As my children have gotten older, however, finding an answer for “Why?” has gotten much harder. Many times I have had to resort to that answer that I grew to hate as a child: “Because I said so, that’s why!”
Times when tragedy strikes cause us to ask that one-word question to anybody who will listen. “Why did this have to happen?” “Why did this happen to me?” “Why?” “Why?” “Why?”
I wish that I could answer that question, “WHY?” but I can’t. Without getting too theological, however, I believe that I can rule out at least one possibility. I do not believe that God points his finger down to earth and says “it’s your time for a tragedy!”
I know that God is usually the one who takes the rap for bad things that happen on this earth, but it really shouldn’t all fall on Him. Way back at the beginning of humankind, the possibility of bad things happening today had its start. Sin entered the world and because of sin, sickness, diseases, infirmities, death and other tragedies also entered the world. Because of these things and the human lack of immortality on earth, bad things happen. It doesn’t mean that those who experience bad things are bad; we’re just experiencing life on earth.
Certainly God is able to stop bad things from happening. Often, through our prayers, we are able to avert tragedies. But while God is sovereign and on the throne, he does not put an end to all bad things. It wouldn’t be fair to the millions of people who have gone before us if He was to just do away with bad forever.
Human kind started us on this “bad” track, and God is bound by His own word to allow it. But let me quickly add that God looks down with sorrow when we experience tragedy. He hurts when we hurt. He grieves when we grieve.
So, can we answer that question “WHY?”? I don’t think so. We may just have to accept the answer, “Because I said so, that’s why.”

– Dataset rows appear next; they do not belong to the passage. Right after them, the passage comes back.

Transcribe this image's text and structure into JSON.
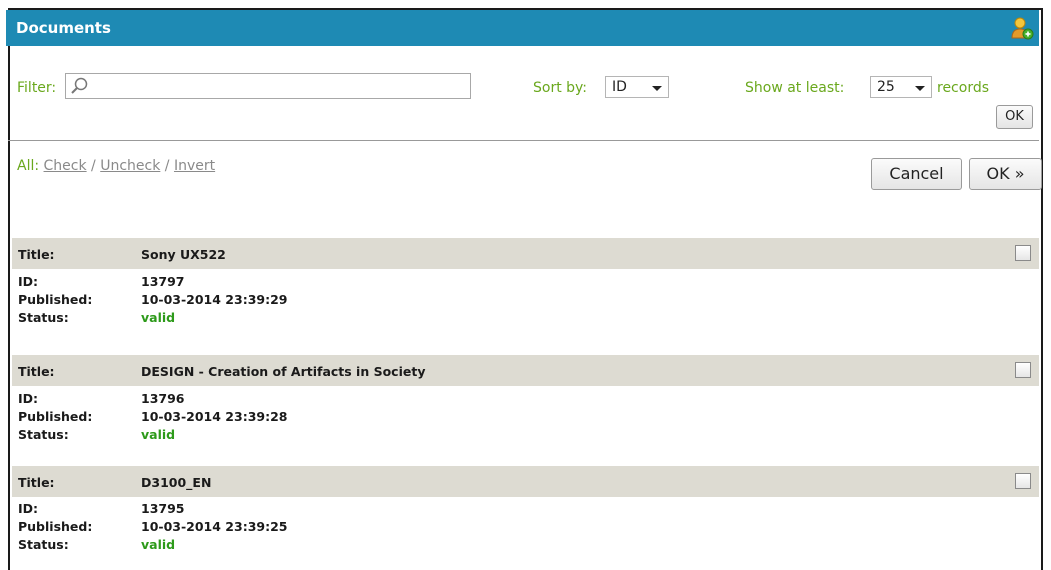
{
  "window": {
    "title": "Documents",
    "icon": "user-add-icon"
  },
  "filter": {
    "label": "Filter:",
    "value": "",
    "placeholder": ""
  },
  "sort": {
    "label": "Sort by:",
    "selected": "ID"
  },
  "show": {
    "label": "Show at least:",
    "selected": "25",
    "suffix": "records"
  },
  "toolbar": {
    "ok_label": "OK"
  },
  "selection": {
    "all_label": "All:",
    "check": "Check",
    "uncheck": "Uncheck",
    "invert": "Invert",
    "sep1": " / ",
    "sep2": " / "
  },
  "actions": {
    "cancel_label": "Cancel",
    "ok_label": "OK »"
  },
  "field_labels": {
    "title": "Title:",
    "id": "ID:",
    "published": "Published:",
    "status": "Status:"
  },
  "documents": [
    {
      "title": "Sony UX522",
      "id": "13797",
      "published": "10-03-2014 23:39:29",
      "status": "valid",
      "checked": false
    },
    {
      "title": "DESIGN - Creation of Artifacts in Society",
      "id": "13796",
      "published": "10-03-2014 23:39:28",
      "status": "valid",
      "checked": false
    },
    {
      "title": "D3100_EN",
      "id": "13795",
      "published": "10-03-2014 23:39:25",
      "status": "valid",
      "checked": false
    }
  ],
  "colors": {
    "header_bg": "#1e8ab4",
    "label_green": "#6aa81d",
    "status_valid": "#2d9a1a",
    "row_header_bg": "#dddbd2"
  }
}
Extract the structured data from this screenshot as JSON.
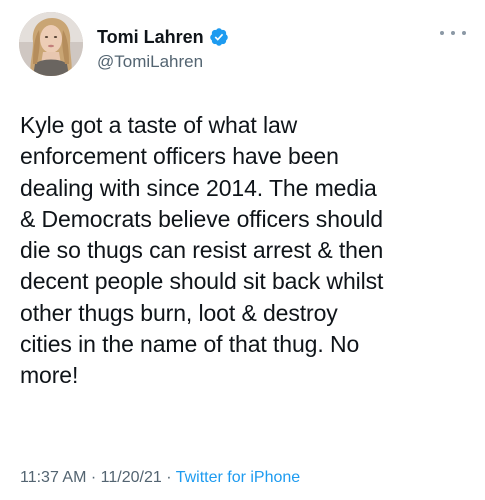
{
  "author": {
    "display_name": "Tomi Lahren",
    "handle": "@TomiLahren",
    "verified": true,
    "verified_icon": "verified-badge-icon",
    "verified_color": "#1d9bf0"
  },
  "menu": {
    "icon": "more-options-icon"
  },
  "tweet": {
    "lines": [
      "Kyle got a taste of what law",
      "enforcement officers have been",
      "dealing with since 2014. The media",
      "& Democrats believe officers should",
      "die so thugs can resist arrest & then",
      "decent people should sit back whilst",
      "other thugs burn, loot & destroy",
      "cities in the name of that thug. No",
      "more!"
    ]
  },
  "meta": {
    "time": "11:37 AM",
    "separator": "·",
    "date": "11/20/21",
    "source": "Twitter for iPhone"
  },
  "colors": {
    "text": "#0f1419",
    "secondary": "#536471",
    "accent": "#1d9bf0"
  }
}
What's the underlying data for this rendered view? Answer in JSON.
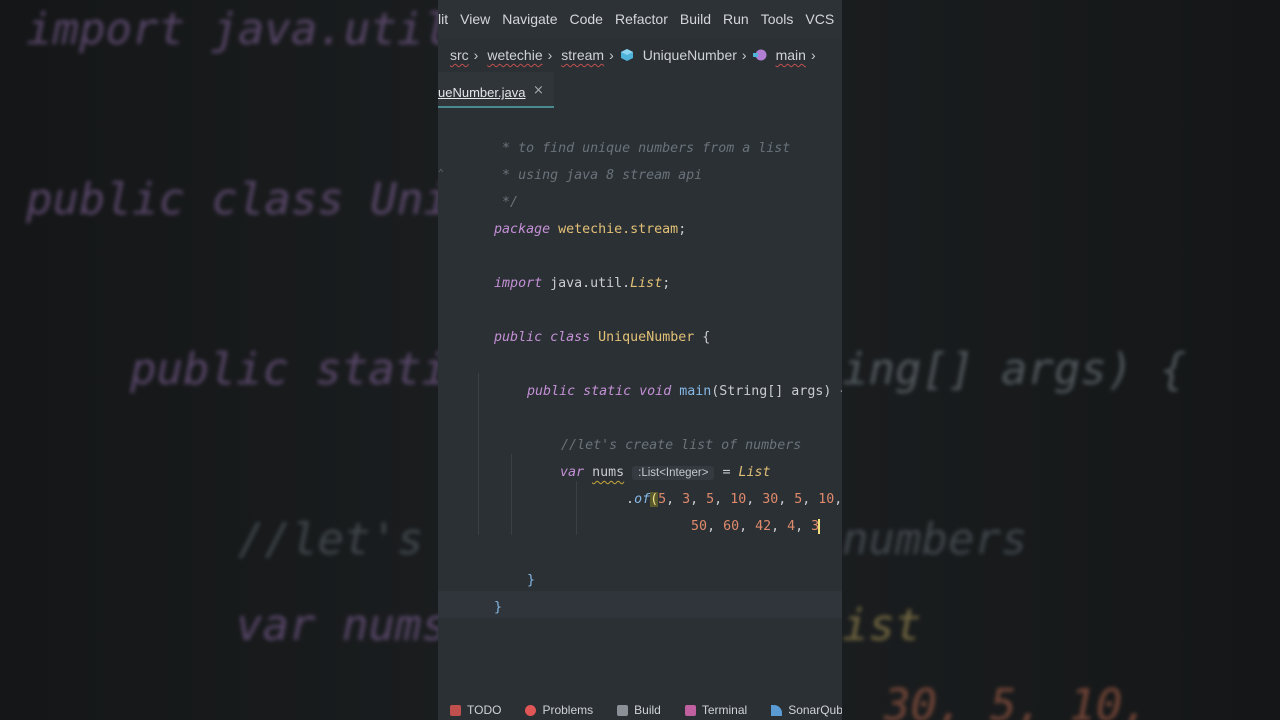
{
  "backdrop": {
    "lines": [
      {
        "text": "import java.util",
        "cls": "bg-kw"
      },
      {
        "text": "public class Uni",
        "cls": "bg-kw"
      },
      {
        "text": "public stati",
        "cls": "bg-kw"
      },
      {
        "text": "ing[] args) {",
        "cls": "bg-gr"
      },
      {
        "text": "//let's",
        "cls": "bg-cm"
      },
      {
        "text": "numbers",
        "cls": "bg-cm"
      },
      {
        "text": "var nums",
        "cls": "bg-kw"
      },
      {
        "text": "ist",
        "cls": "bg-yl"
      },
      {
        "text": "30, 5, 10,",
        "cls": "bg-or"
      }
    ]
  },
  "menubar": {
    "items": [
      "lit",
      "View",
      "Navigate",
      "Code",
      "Refactor",
      "Build",
      "Run",
      "Tools",
      "VCS"
    ]
  },
  "breadcrumbs": {
    "items": [
      "src",
      "wetechie",
      "stream",
      "UniqueNumber",
      "main"
    ]
  },
  "tab": {
    "label": "ueNumber.java",
    "close": "×"
  },
  "code": {
    "comment1": " * to find unique numbers from a list",
    "comment2": " * using java 8 stream api",
    "comment3": " */",
    "pkg_kw": "package",
    "pkg_name": "wetechie.stream",
    "pkg_semi": ";",
    "imp_kw": "import",
    "imp_path": "java.util.",
    "imp_cls": "List",
    "imp_semi": ";",
    "cls_kw1": "public",
    "cls_kw2": "class",
    "cls_name": "UniqueNumber",
    "cls_brace": "{",
    "m_kw1": "public",
    "m_kw2": "static",
    "m_kw3": "void",
    "m_name": "main",
    "m_params": "(String[] args) {",
    "line_comment": "//let's create list of numbers",
    "var_kw": "var",
    "var_name": "nums",
    "type_hint": ":List<Integer>",
    "assign": "= ",
    "list_cls": "List",
    "of_dot": ".",
    "of_fn": "of",
    "paren": "(",
    "row1_nums": [
      "5",
      "3",
      "5",
      "10",
      "30",
      "5",
      "10"
    ],
    "row2_nums": [
      "50",
      "60",
      "42",
      "4",
      "3"
    ],
    "inner_close": "}",
    "outer_close": "}"
  },
  "statusbar": {
    "items": [
      {
        "label": "TODO",
        "color": "#c0504d"
      },
      {
        "label": "Problems",
        "color": "#e05555"
      },
      {
        "label": "Build",
        "color": "#8a9096"
      },
      {
        "label": "Terminal",
        "color": "#c060a0"
      },
      {
        "label": "SonarQube",
        "color": "#5a9bd4"
      }
    ]
  }
}
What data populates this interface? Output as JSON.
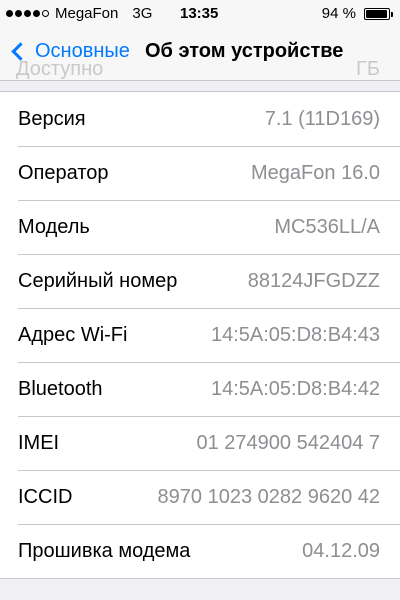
{
  "status_bar": {
    "carrier": "MegaFon",
    "network": "3G",
    "time": "13:35",
    "battery_percent": "94 %",
    "signal_dots_filled": 4,
    "signal_dots_total": 5
  },
  "navbar": {
    "back_label": "Основные",
    "title": "Об этом устройстве",
    "ghost_row_label": "Доступно",
    "ghost_row_value": "ГБ"
  },
  "rows": [
    {
      "label": "Версия",
      "value": "7.1 (11D169)"
    },
    {
      "label": "Оператор",
      "value": "MegaFon 16.0"
    },
    {
      "label": "Модель",
      "value": "MC536LL/A"
    },
    {
      "label": "Серийный номер",
      "value": "88124JFGDZZ"
    },
    {
      "label": "Адрес Wi-Fi",
      "value": "14:5A:05:D8:B4:43"
    },
    {
      "label": "Bluetooth",
      "value": "14:5A:05:D8:B4:42"
    },
    {
      "label": "IMEI",
      "value": "01 274900 542404 7"
    },
    {
      "label": "ICCID",
      "value": "8970 1023 0282 9620 42"
    },
    {
      "label": "Прошивка модема",
      "value": "04.12.09"
    }
  ],
  "colors": {
    "accent": "#007aff",
    "secondary_text": "#8e8e93",
    "background": "#efeff4"
  }
}
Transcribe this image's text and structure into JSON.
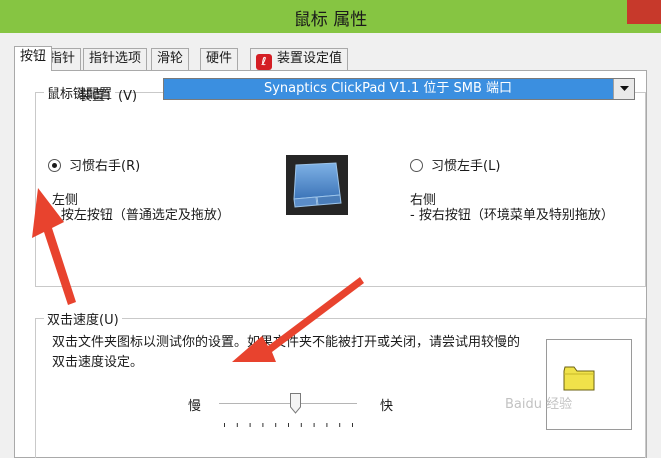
{
  "window": {
    "title": "鼠标 属性"
  },
  "tabs": [
    {
      "label": "按钮",
      "active": true
    },
    {
      "label": "指针",
      "active": false
    },
    {
      "label": "指针选项",
      "active": false
    },
    {
      "label": "滑轮",
      "active": false
    },
    {
      "label": "硬件",
      "active": false
    },
    {
      "label": "装置设定值",
      "active": false,
      "badge": "ℓ"
    }
  ],
  "button_config": {
    "legend": "鼠标键配置",
    "device_label": "装置：(V)",
    "device_value": "Synaptics ClickPad V1.1 位于 SMB 端口",
    "right_handed": {
      "label": "习惯右手(R)",
      "selected": true,
      "side_title": "左侧",
      "side_desc": "- 按左按钮（普通选定及拖放）"
    },
    "left_handed": {
      "label": "习惯左手(L)",
      "selected": false,
      "side_title": "右侧",
      "side_desc": "- 按右按钮（环境菜单及特别拖放）"
    }
  },
  "double_click": {
    "legend": "双击速度(U)",
    "description": "双击文件夹图标以测试你的设置。如果文件夹不能被打开或关闭，请尝试用较慢的双击速度设定。",
    "slow_label": "慢",
    "fast_label": "快",
    "speed_level": 0.55
  },
  "watermark": "Baidu 经验",
  "colors": {
    "titlebar": "#86c542",
    "select_highlight": "#3b8fe0",
    "arrow": "#e8432e",
    "folder": "#f0e24a"
  }
}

But another couple of one-word questions can help us in any tragic experience: These questions are “HOW?” and “WHO?”
In bad times, after asking “WHY?” we naturally ask, “HOW?”: “How can I possibly survive?” “How can I get through this?” “How can I go on?”
I believe that these “HOW” questions can be answered best with the “WHO?” questions: “Who can help me survive?” “Who can help me through this?” “Who can give me the strength?”
Many times those around us can be a great help: your battle buddies, your friends, your family or church members, your Chaplain, even your First Sergeant or Commander. All of these people can help in some way. But many times we need more. We need someone who can truly understand what we’re feeling. We need to know that he is always there for us.
The writer of Psalm 23 knows who that One is that we need: He is God. The Psalmist answered his “WHO?” question by writing, “The Lord is…” In earlier Scripture, when Moses asked “WHO?” God, himself, told Moses, “I am that I am.”
So the answer to our question “WHO?” is God!
God does truly understand us. He knows our heart and he has experienced loss and tragedy. God has promised to be with us always. He can go with us where others can not—and can be with us always. God can help us survive, He can help us through whatever we face, and He can give us the strength to go on. Look to him in your time of tragedy. Lean on Him, He will be your help!